I understand why intellectual property rights exist, to protect inventors and support innovation. But, the important thing in our field is to make sure the base stock remains available to use. The support that we give for collecting and conservation is all directed towards supporting diversity in the public domain. We think of it as the common heritage of mankind. This heritage dates back a long, long time, before the nation-state even existed. Rice dates back 12,000 years. This is not a crop that any individual or corporation can claim as their own.
But, agriculture is a big field and there are many fights. In most of those, we don’t have a dog in the fight, so to speak. We have a long, long time horizon. We’re planning hundreds of thousands of years in advance, so a lot of today’s fights are kind of peripheral to our longer-term goal.
Will you ever distribute seeds? Is that part of the plan at all?

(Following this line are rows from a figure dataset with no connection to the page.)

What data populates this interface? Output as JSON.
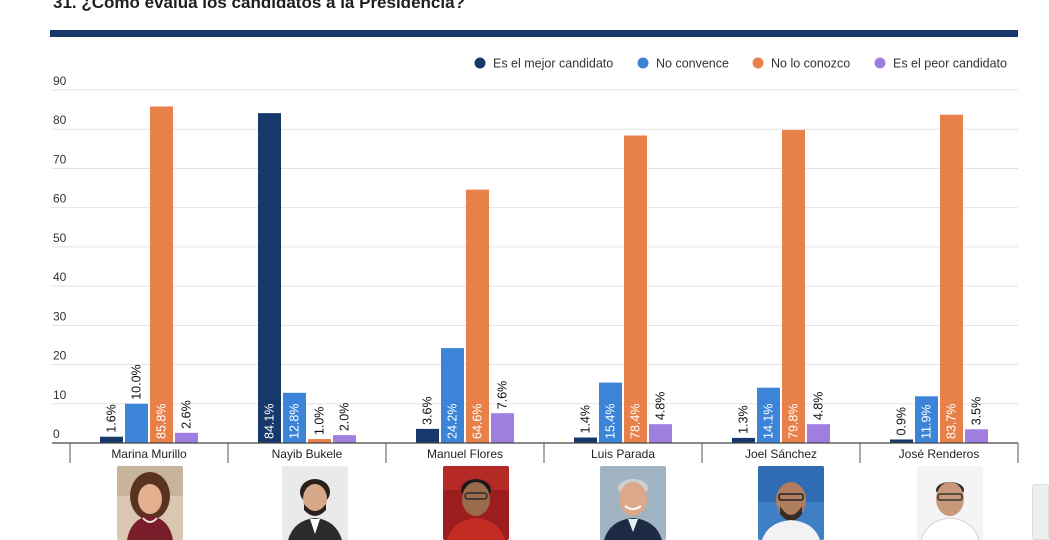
{
  "title": "31. ¿Cómo evalúa los candidatos a la Presidencia?",
  "chart_data": {
    "type": "bar",
    "title": "31. ¿Cómo evalúa los candidatos a la Presidencia?",
    "categories": [
      "Marina Murillo",
      "Nayib Bukele",
      "Manuel Flores",
      "Luis Parada",
      "Joel Sánchez",
      "José Renderos"
    ],
    "series": [
      {
        "name": "Es el mejor candidato",
        "color": "#17386b",
        "values": [
          1.6,
          84.1,
          3.6,
          1.4,
          1.3,
          0.9
        ]
      },
      {
        "name": "No convence",
        "color": "#3b84d8",
        "values": [
          10.0,
          12.8,
          24.2,
          15.4,
          14.1,
          11.9
        ]
      },
      {
        "name": "No lo conozco",
        "color": "#e8804a",
        "values": [
          85.8,
          1.0,
          64.6,
          78.4,
          79.8,
          83.7
        ]
      },
      {
        "name": "Es el peor candidato",
        "color": "#a07ee0",
        "values": [
          2.6,
          2.0,
          7.6,
          4.8,
          4.8,
          3.5
        ]
      }
    ],
    "data_labels": [
      [
        "1.6%",
        "10.0%",
        "85.8%",
        "2.6%"
      ],
      [
        "84.1%",
        "12.8%",
        "1.0%",
        "2.0%"
      ],
      [
        "3.6%",
        "24.2%",
        "64.6%",
        "7.6%"
      ],
      [
        "1.4%",
        "15.4%",
        "78.4%",
        "4.8%"
      ],
      [
        "1.3%",
        "14.1%",
        "79.8%",
        "4.8%"
      ],
      [
        "0.9%",
        "11.9%",
        "83.7%",
        "3.5%"
      ]
    ],
    "y_ticks": [
      "0",
      "10",
      "20",
      "30",
      "40",
      "50",
      "60",
      "70",
      "80",
      "90"
    ],
    "ylim": [
      0,
      90
    ],
    "grid": true,
    "legend_position": "top-right"
  },
  "photos": [
    {
      "icon": "portrait-marina-murillo"
    },
    {
      "icon": "portrait-nayib-bukele"
    },
    {
      "icon": "portrait-manuel-flores"
    },
    {
      "icon": "portrait-luis-parada"
    },
    {
      "icon": "portrait-joel-sanchez"
    },
    {
      "icon": "portrait-jose-renderos"
    }
  ]
}
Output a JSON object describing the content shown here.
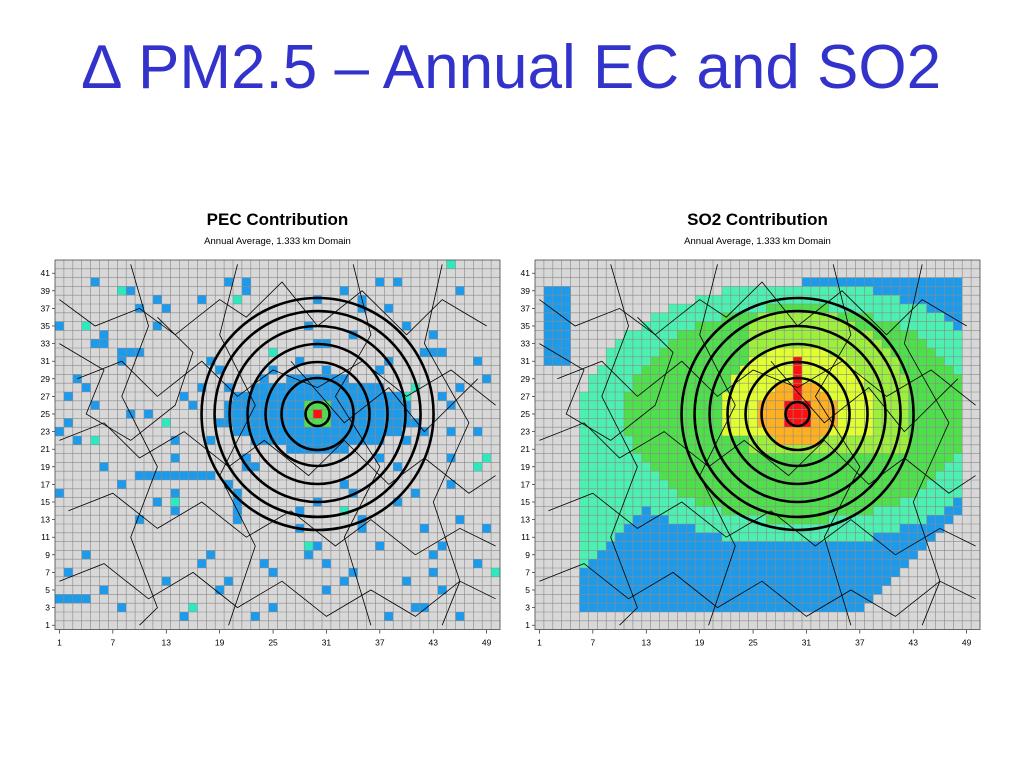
{
  "slide": {
    "title": "∆ PM2.5 – Annual EC and SO2"
  },
  "colors": {
    "title": "#3333cc",
    "cell_background": "#d8d8d8",
    "grid_line": "#8a8a8a",
    "level_blue": "#1e9aeb",
    "level_cyan": "#2ee8c0",
    "level_aqua": "#4cf0b0",
    "level_lgreen": "#9cf03c",
    "level_green": "#4ee04a",
    "level_yellow": "#e0ff30",
    "level_orange": "#ffb020",
    "level_red": "#ff1010",
    "boundary_line": "#000000",
    "ring": "#000000"
  },
  "chart_data": [
    {
      "type": "heatmap",
      "title": "PEC Contribution",
      "subtitle": "Annual Average, 1.333 km Domain",
      "x_tick_labels": [
        "1",
        "7",
        "13",
        "19",
        "25",
        "31",
        "37",
        "43",
        "49"
      ],
      "y_tick_labels": [
        "41",
        "39",
        "37",
        "35",
        "33",
        "31",
        "29",
        "27",
        "25",
        "23",
        "21",
        "19",
        "17",
        "15",
        "13",
        "11",
        "9",
        "7",
        "5",
        "3",
        "1"
      ],
      "xlim": [
        1,
        50
      ],
      "ylim": [
        1,
        42
      ],
      "grid": true,
      "ring_center": [
        30,
        25
      ],
      "ring_count": 6
    },
    {
      "type": "heatmap",
      "title": "SO2 Contribution",
      "subtitle": "Annual Average, 1.333 km Domain",
      "x_tick_labels": [
        "1",
        "7",
        "13",
        "19",
        "25",
        "31",
        "37",
        "43",
        "49"
      ],
      "y_tick_labels": [
        "41",
        "39",
        "37",
        "35",
        "33",
        "31",
        "29",
        "27",
        "25",
        "23",
        "21",
        "19",
        "17",
        "15",
        "13",
        "11",
        "9",
        "7",
        "5",
        "3",
        "1"
      ],
      "xlim": [
        1,
        50
      ],
      "ylim": [
        1,
        42
      ],
      "grid": true,
      "ring_center": [
        30,
        25
      ],
      "ring_count": 6
    }
  ]
}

Most people think of us as purely operating the seed vault, but that’s only one component of a larger system we’re trying to build. We provide about two million dollars in grants to preserve collections of 13 major crops across the world. These seed banks are the resources for plant breeders and researchers. And of course, all of these are backed up at the Global Seed Vault.
We don’t distribute directly from that vault because the users should be able to get the same seed from the bank that originally provided them. That makes the Svalbard facility feasible and efficient. It doesn’t make sense for us to go all the way up there frequently and take seeds out. It really is like a safety deposit box or an insurance policy. We hope we’ll never have to use it, like every insurance policy, but unfortunately it seems that we will be using it quite frequently.
That sounds a bit sad, but the sad part really is that before the seed vault, every time a seed bank lost a variety, that variety was gone forever. Now, if a disaster affects a seed bank, we’ll still have that variety at the vault.